La nacelle plutôt que l'échafaudage

« Notre document DTE 266, qui reprend la R477, a été diffusé après l’attribution du lot et le groupement CAP ne l’avait donc pas pris en compte dans son marché, précise Frédéric Hidoin, contrôleur de sécurité à la Cramif. Mais après les réunions d’information, le groupe  a décidé d’appliquer cette méthode. » La démarche a radicalement changé la donne par rapport aux conditions de travail habituelles des terrassiers puisque l’installation d’un ascenseur intervient d’ordinaire après leur passage, au bénéfice des corps de métier qui prennent le relais. La productivité y gagne, elle aussi, car si l’on compare la minute 45 que met l’ascenseur pour faire le trajet aux 10 minutes nécessaires pour gravir les degrés à pied, auxquelles il faut ajouter 10 minutes de récupération pour s’en remettre, il n’y a pas photo.

Actuellement, sont menées au fond du puits des opérations d’étanchéité du rameau, court tunnel qui doit faire la jonction entre l’édifice en construction et les voies à venir. Un engin a été descendu pour leur réalisation. « Nous avons préféré amener une nacelle jusqu’ici plutôt que de monter un échafaudage. Elle permet aux collègues de travailler au plus près des zones qu’ils traitent, sans prendre de positions contraignantes, explique Sébastien Gerber, chargé prévention-environnement chez Vinci Construction. Le rameau étant voûté, atteindre certaines parties depuis un échafaudage est bien plus compliqué. »

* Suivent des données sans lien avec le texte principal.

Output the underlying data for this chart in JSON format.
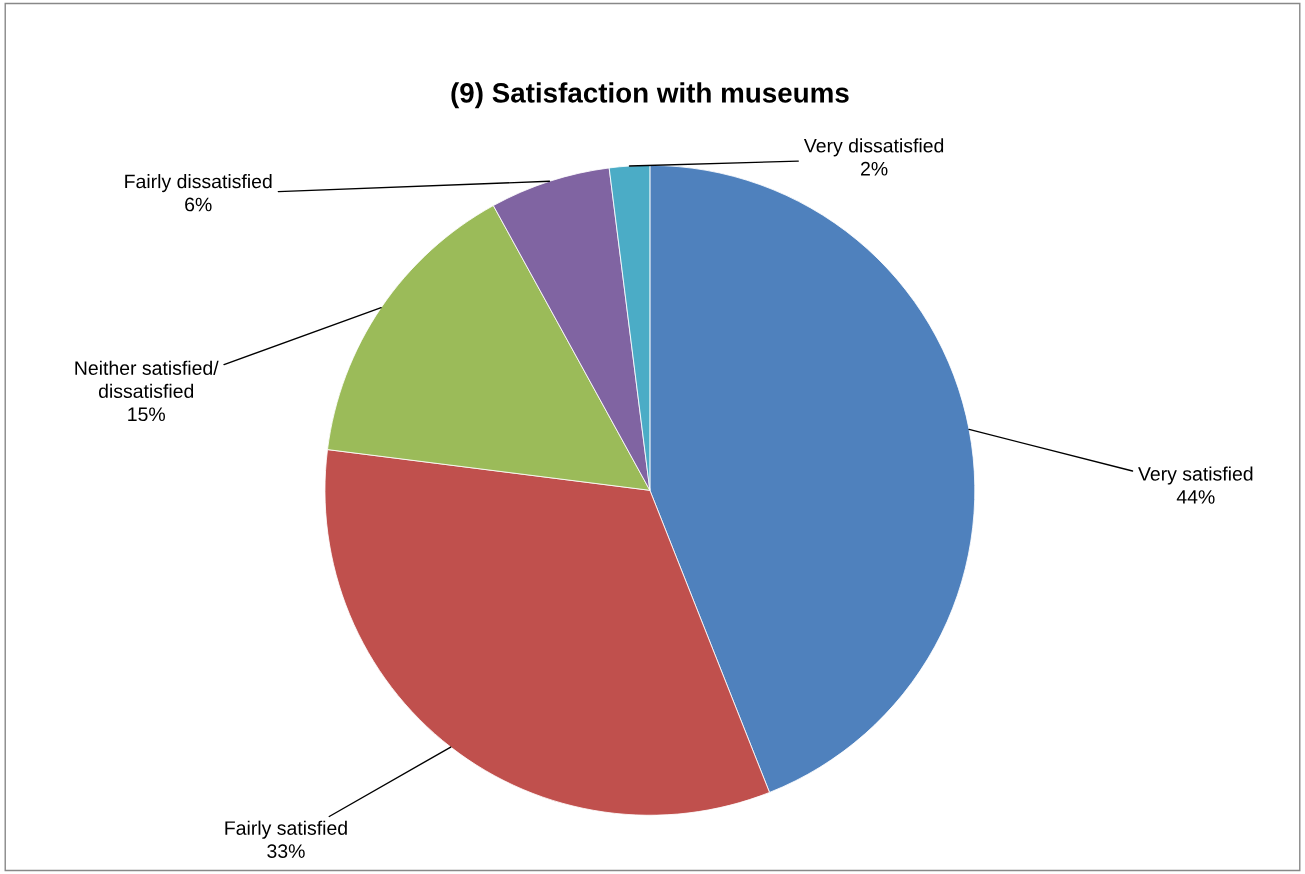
{
  "chart_data": {
    "type": "pie",
    "title": "(9) Satisfaction with museums",
    "categories": [
      "Very satisfied",
      "Fairly satisfied",
      "Neither satisfied/\ndissatisfied",
      "Fairly dissatisfied",
      "Very dissatisfied"
    ],
    "values": [
      44,
      33,
      15,
      6,
      2
    ],
    "value_labels": [
      "44%",
      "33%",
      "15%",
      "6%",
      "2%"
    ],
    "colors": [
      "#4f81bd",
      "#c0504d",
      "#9bbb59",
      "#8064a2",
      "#4bacc6"
    ],
    "legend": false
  }
}
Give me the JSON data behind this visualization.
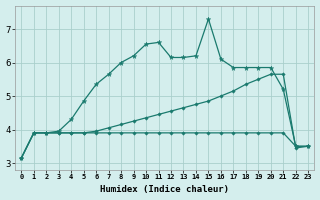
{
  "xlabel": "Humidex (Indice chaleur)",
  "bg_color": "#d4eeed",
  "grid_color": "#aacfcc",
  "line_color": "#1a7a6e",
  "xlim": [
    -0.5,
    23.5
  ],
  "ylim": [
    2.8,
    7.7
  ],
  "xticks": [
    0,
    1,
    2,
    3,
    4,
    5,
    6,
    7,
    8,
    9,
    10,
    11,
    12,
    13,
    14,
    15,
    16,
    17,
    18,
    19,
    20,
    21,
    22,
    23
  ],
  "yticks": [
    3,
    4,
    5,
    6,
    7
  ],
  "line1_x": [
    0,
    1,
    2,
    3,
    4,
    5,
    6,
    7,
    8,
    9,
    10,
    11,
    12,
    13,
    14,
    15,
    16,
    17,
    18,
    19,
    20,
    21,
    22,
    23
  ],
  "line1_y": [
    3.15,
    3.9,
    3.9,
    3.95,
    4.3,
    4.85,
    5.35,
    5.65,
    6.0,
    6.2,
    6.55,
    6.6,
    6.15,
    6.15,
    6.2,
    7.3,
    6.1,
    5.85,
    5.85,
    5.85,
    5.85,
    5.2,
    3.5,
    3.5
  ],
  "line2_x": [
    0,
    1,
    2,
    3,
    4,
    5,
    6,
    7,
    8,
    9,
    10,
    11,
    12,
    13,
    14,
    15,
    16,
    17,
    18,
    19,
    20,
    21,
    22,
    23
  ],
  "line2_y": [
    3.15,
    3.9,
    3.9,
    3.9,
    3.9,
    3.9,
    3.95,
    4.05,
    4.15,
    4.25,
    4.35,
    4.45,
    4.55,
    4.65,
    4.75,
    4.85,
    5.0,
    5.15,
    5.35,
    5.5,
    5.65,
    5.65,
    3.45,
    3.5
  ],
  "line3_x": [
    0,
    1,
    2,
    3,
    4,
    5,
    6,
    7,
    8,
    9,
    10,
    11,
    12,
    13,
    14,
    15,
    16,
    17,
    18,
    19,
    20,
    21,
    22,
    23
  ],
  "line3_y": [
    3.15,
    3.9,
    3.9,
    3.9,
    3.9,
    3.9,
    3.9,
    3.9,
    3.9,
    3.9,
    3.9,
    3.9,
    3.9,
    3.9,
    3.9,
    3.9,
    3.9,
    3.9,
    3.9,
    3.9,
    3.9,
    3.9,
    3.5,
    3.5
  ]
}
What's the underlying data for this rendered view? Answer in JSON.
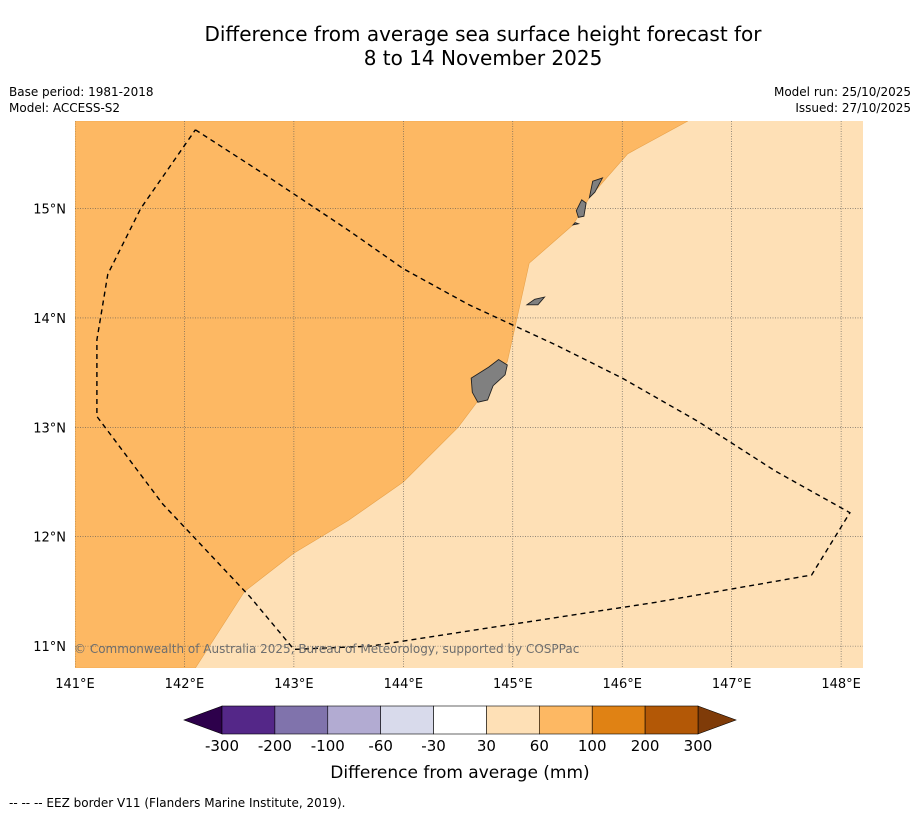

Pour supporter la machine élévatrice, un plancher provisoire a été installé à niveau. Une solution plus pratique qu’un remblai qui demande des manutentions supplémentaires. Ce plancher a en outre l’avantage de permettre l’écoulement d’eau et d’éviter aux équipes de patauger dans la boue. « Ce chantier est bien représentatif de la volonté du groupement CAP de prendre en compte nos demandes en matière de prévention et de les déployer sur leurs autres ouvrages du Grand Paris », confirme Frédéric Hidoin. 

UN ESPACE RÉDUIT

À Villejuif, l’une des difficultés du chantier de l’ouvrage de service de la ligne 15 sud du métro réside dans sa surface restreinte. Coincé entre le cimetière et des maisons d’habitation, il a nécessité une organisation particulièrement stricte en matière de livraison des matières premières, puisque les lieux de stockage sont très limités. « Les jours de livraison,
les camions doivent arriver précisément aux horaires définis par nos équipes puisque leurs chargements prennent la place d’éléments qui viennent d’être utilisés, témoigne Fabien Guyon, ingénieur travaux chez Vinci Construction. C’est un peu un jeu de Tétris, dans lequel chaque élément doit pouvoir s’insérer dans la place qui lui est impartie. » En outre, un chemin bétonné a été réalisé entre la base-vie et l’entrée du puits. Sur celui-ci, rien ne doit être entreposé, pour éviter aux ouvriers de chuter.